Amy Hammond, a consultant with Bioregional Consulting, has been working on a large scheme to help Sutton council in south London set up an Esco to operate across its borough. Rather than going to a single company, Hammond says they were instead looking to integrate a number of Escos or specialist companies under the one umbrella. “A lot of clients are looking to do this, but when you try and talk to existing Escos, you find there is so much commercial sensitivity at stake that they are not willing to share their knowledge.”
There also don’t seem to be any off-the-shelf contracts available and setting up the financial and legal negotiations is very time-consuming and expensive. “We’ve spent over £500,000 in legal fees alone just to get the legal framework right,” says Walker.
However, he suggests that existing Escos should see this as a business opportunity. “It would be best if those companies that have collected enough intellectual property helped those that want to set up Escos because we can save them a huge amount of time and cost by letting them use the information we have built up over the past seven years. We want to be an Esco education company that can also provide funding.”

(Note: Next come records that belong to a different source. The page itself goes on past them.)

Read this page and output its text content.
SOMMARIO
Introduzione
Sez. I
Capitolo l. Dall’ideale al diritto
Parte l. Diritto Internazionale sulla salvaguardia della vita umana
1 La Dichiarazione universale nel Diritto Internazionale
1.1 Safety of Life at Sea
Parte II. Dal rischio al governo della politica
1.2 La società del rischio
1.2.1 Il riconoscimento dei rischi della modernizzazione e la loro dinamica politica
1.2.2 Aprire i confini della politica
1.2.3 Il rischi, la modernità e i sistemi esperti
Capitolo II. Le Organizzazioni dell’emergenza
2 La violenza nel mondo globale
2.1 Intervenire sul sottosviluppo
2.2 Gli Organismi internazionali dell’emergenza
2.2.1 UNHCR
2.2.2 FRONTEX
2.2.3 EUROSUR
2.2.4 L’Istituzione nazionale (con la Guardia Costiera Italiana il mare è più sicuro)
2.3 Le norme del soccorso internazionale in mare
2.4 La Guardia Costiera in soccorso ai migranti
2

Another big hurdle for developers and design teams is getting firm financial information from Escos because of the raft of legislation going through the consultation process. Changes to Part L of the Building Regulations, the definition of zero carbon, the introduction of feed-in tariffs that guarantee a fixed price for electricity generated from renewables, and the Renewable Heat Incentive, which provides subsidies for suppliers of renewable heat energy, could all have a big impact on the business case for Escos.
“Without firm financial information, it is almost impossible to develop an accurate business plan around community energy,” says Rory Bergin, head of sustainability and innovation at HTA Architects. “The Escos just can’t give firm information – they could give you the worst case but that is going to be much more expensive than, say, a standard off-the-shelf gas system.”
Walker says there are a lot of unknowns. Power companies must meet minimum quotas for the amount of energy they generate from renewables and receive renewable obligation certificates (ROCs) for each megawatt hour of electricity generated. If they fall short they can buy ROCs from companies with an excess on the open market. “If a generator has a solution that relies on claiming the ROCs, can they claim the ROC and the feed-in tariff, and what is the tarriff? I don’t know,” says Walker.
“And if you’re talking about heat incentives, what does that mean? Does that mean there will be some sort of ROC for heat? And how much will it be worth? Again, I don’t know. These are things that are revenue lines in our models but there is not enough clarity to be able to fill in the figures.”
One thing that is clear is that by the time the market does return, answers to these questions will need to be found, because demand for these businesses will go through the roof. Whether there will be anyone around to fill that demand is another matter.